All Star third baseman Jose Ramirez missed a bit of time after he fouled a ball off his cheek and then suffered an elbow injury. He seems fine now.
Left fielder Eddie Rosario is dealing with an abdominal strain that will sideline him for a while, further depleting an already thin Indians outfield.
Right-handed hitting Oscar Mercado has filled in nicely for Rosario and is showing signs of an improved offensive game.
Where They Go From Here:
The Indians were recently swept by both the Houston Astros and the Tampa Bay Rays, formidable teams that once would have been tested by better overall Cleveland clubs. Not this year.
The Indians, short on depth and trying to stay in the American League Central Division pennant race, provide a strong effort every game. It is a credit to manager Terry Francona that his team scrapes and claws their way when they take the field. The club still isn’t anywhere near an offensive force. They are often challenged to score runs, but recent improvement is noticeable. Maybe the hot weather is heating up the bats.

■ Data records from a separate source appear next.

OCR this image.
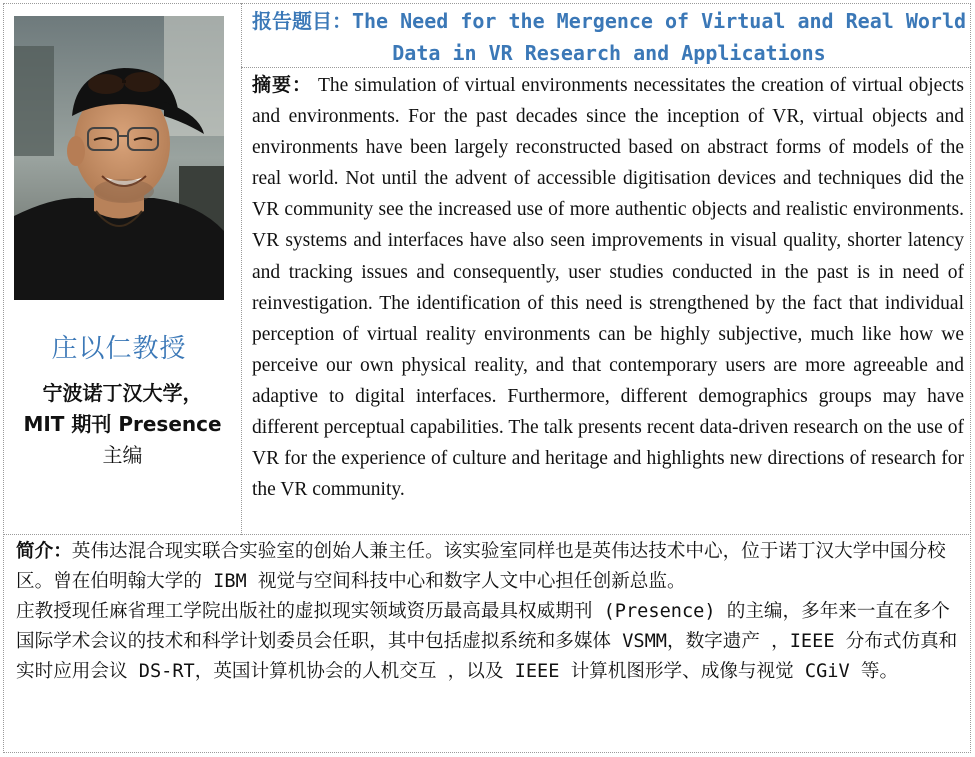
庄以仁教授
宁波诺丁汉大学，
MIT 期刊 Presence
主编
报告题目：The Need for the Mergence of Virtual and Real World Data in VR Research and Applications
摘要： The simulation of virtual environments necessitates the creation of virtual objects and environments. For the past decades since the inception of VR, virtual objects and environments have been largely reconstructed based on abstract forms of models of the real world. Not until the advent of accessible digitisation devices and techniques did the VR community see the increased use of more authentic objects and realistic environments. VR systems and interfaces have also seen improvements in visual quality, shorter latency and tracking issues and consequently, user studies conducted in the past is in need of reinvestigation. The identification of this need is strengthened by the fact that individual perception of virtual reality environments can be highly subjective, much like how we perceive our own physical reality, and that contemporary users are more agreeable and adaptive to digital interfaces. Furthermore, different demographics groups may have different perceptual capabilities. The talk presents recent data-driven research on the use of VR for the experience of culture and heritage and highlights new directions of research for the VR community.

简介：英伟达混合现实联合实验室的创始人兼主任。该实验室同样也是英伟达技术中心，位于诺丁汉大学中国分校区。曾在伯明翰大学的 IBM 视觉与空间科技中心和数字人文中心担任创新总监。

庄教授现任麻省理工学院出版社的虚拟现实领域资历最高最具权威期刊 (Presence) 的主编，多年来一直在多个国际学术会议的技术和科学计划委员会任职，其中包括虚拟系统和多媒体 VSMM，数字遗产 ，IEEE 分布式仿真和实时应用会议 DS-RT，英国计算机协会的人机交互 ，以及 IEEE 计算机图形学、成像与视觉 CGiV 等。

After the All Star break, the Indians will face Oakland and Houston on the road and Tampa Bay and St. Louis at home, before they go to Chicago to end the month with the division leading White Sox. They will be challenged to keep up with those five quality clubs.
All baseball organizations suffer injuries to quality players. The White Sox have lost impact bats in Eloy Jimenez, Luis Robert, Nick Madrigal and Yasmani Grandal. So far, their starting pitching remains healthy.
Opponents do not feel sorry for teams with injuries. Opponents show no mercy.
The Indians have been hit hard with the injury losses of their first three starting pitchers. While Zach Plesac has returned, All Star Shane Bieber and right-hander Aaron Civale are sidelined and are probably weeks away from returning to the rotation.
Offensive players Josh Naylor and Eddie Rosario have joined Jordan Luplow on the injured list, reducing run production threats for manager Terry Francona.
The Indians have a very young team, and the youth shows at times. That is especially true with minor league replacement pitchers.
It remains possible the Indians will be active in the trade market to end July. In this year’s First Year Player Draft, they drafted ten collegiate pitchers in 11 picks. That says everything about the importance of pitching depth in baseball.
In this scout’s opinion, Cleveland’s front office is one of the best in the game. They will likely listen to offers for both veteran and prospect players. The team needs to shore up the immediate pitching depth and find an impact bat.